Comment scénariser un balado : les bons ingrédients

Il n’existe pas une seule recette pour scénariser un balado documentaire ou de non-fiction. Pourtant, quelques règles reviennent souvent. On a eu envie d’en parler avec des maîtres à penser dans le domaine et d’explorer leurs meilleures pratiques. Voici un résumé des leçons apprises.

1- Comment choisir un bon sujet pour le balado? 

Si on peut s’entendre sur une chose, c’est que l’objectif ultime d’un balado est d’être écouté par le plus grand nombre possible de paires d’oreilles. Cela dit, cette portée universelle peut être fabriquée de plusieurs façons, et cela indépendamment du sujet.

En effet, parmi les professionnels interrogés pour cet article, la plupart affirment qu’il n’existe pas de bons ou de mauvais sujets de balado. Tout est une question de la manière dont est traité ledit sujet et de la forme qu’il prend. 

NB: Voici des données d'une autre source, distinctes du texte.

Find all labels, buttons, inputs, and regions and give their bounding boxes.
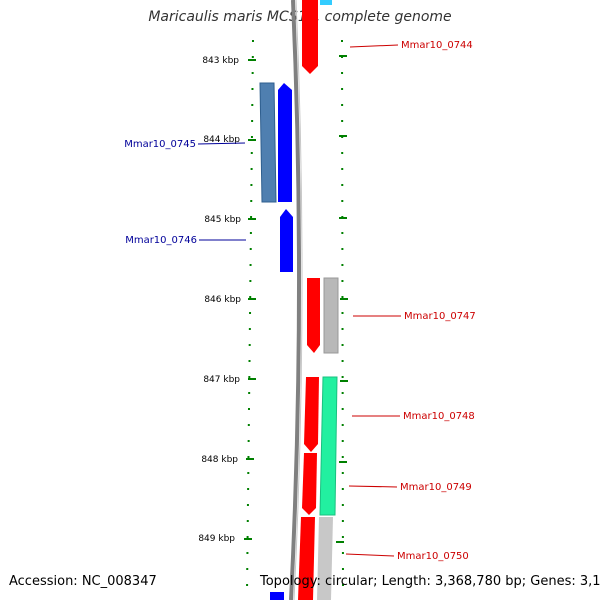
accession-text: Accession: NC_008347 [9,574,157,589]
label-mmar10-0745[interactable]: Mmar10_0745 [124,139,196,150]
label-mmar10-0749[interactable]: Mmar10_0749 [400,482,472,493]
label-mmar10-0748[interactable]: Mmar10_0748 [403,411,475,422]
gene-mmar10-0747[interactable] [307,278,320,353]
gene-blue-bottom-stub[interactable] [270,592,284,600]
label-mmar10-0746[interactable]: Mmar10_0746 [125,235,197,246]
outer-dotted-rail [341,39,344,593]
gene-mmar10-0745-feature[interactable] [259,82,277,203]
tick-label-843: 843 kbp [202,56,239,66]
tick-label-846: 846 kbp [204,295,241,305]
genome-backbone-highlight [293,0,303,600]
genome-backbone [289,0,302,600]
feature-mmar10-0750-gray[interactable] [317,517,333,600]
gene-mmar10-0745[interactable] [278,83,292,202]
map-title: Maricaulis maris MCS10, complete genome [148,9,452,25]
feature-top-cyan[interactable] [320,0,332,5]
tick-label-845: 845 kbp [204,215,241,225]
gene-mmar10-0748[interactable] [304,377,319,452]
gene-mmar10-0750[interactable] [298,517,315,600]
gene-mmar10-0749[interactable] [302,453,317,515]
gene-mmar10-0744[interactable] [302,0,318,74]
tick-label-847: 847 kbp [203,375,240,385]
tick-label-848: 848 kbp [201,455,238,465]
label-leaders [197,44,401,557]
gene-mmar10-0746[interactable] [280,209,293,272]
inner-dotted-rail [246,39,254,593]
tick-label-844: 844 kbp [203,135,240,145]
tick-label-849: 849 kbp [198,534,235,544]
inner-tick-marks [244,59,256,540]
outer-tick-marks [336,55,348,543]
label-mmar10-0750[interactable]: Mmar10_0750 [397,551,469,562]
feature-mmar10-0747-gray[interactable] [323,277,339,354]
feature-mmar10-0748-green[interactable] [319,376,338,516]
label-mmar10-0744[interactable]: Mmar10_0744 [401,40,473,51]
label-mmar10-0747[interactable]: Mmar10_0747 [404,311,476,322]
genome-summary-text: Topology: circular; Length: 3,368,780 bp… [260,574,600,589]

C’est l’avis Julien Morissette, de Transistor média, qui mentionne avoir dans son panthéon de balados préférés l’histoire d’un tremblement de terre en Alaska, d’une chèvre qui se tient en équilibre sur une vache, d’un centre d’appel frauduleux en Inde ou encore d’un concours absurde dans une station de radio. « C’est parfois les histoires qui semblent les plus banales qui finissent par dévoiler de grandes idées, des réflexions intéressantes ou une portée universelle », précise-t-il.

Pour le réalisateur Gabriel Allard-Gagnon, on ne devrait pas s’imposer de limites sur le choix du sujet. « Pour moi, ce sont les personnages et les angles qui sont les plus importants, qui font qu’une histoire est captivante. » Un avis partagé par Cédric Chabuel, réalisateur à Radio-Canada, qui privilégie une approche naïve et empathique. « On ne connaît jamais le potentiel complet d’un sujet au démarrage d’un projet. Ça prend du temps, et c’est la plupart du temps surprenant. »

Toutefois, précise Élodie Gagnon, directrice de RECréation, un sujet d’emblée universel peut avoir ses atouts. « Pour moi, un bon sujet de balado suscite la curiosité, la discussion ou la réflexion. Ce qu’on cherche, c’est un sujet qui titille tout de suite l’intérêt quand on en parle autour de soi. C’est d’ailleurs un bon test à faire en démarrant un nouveau projet. »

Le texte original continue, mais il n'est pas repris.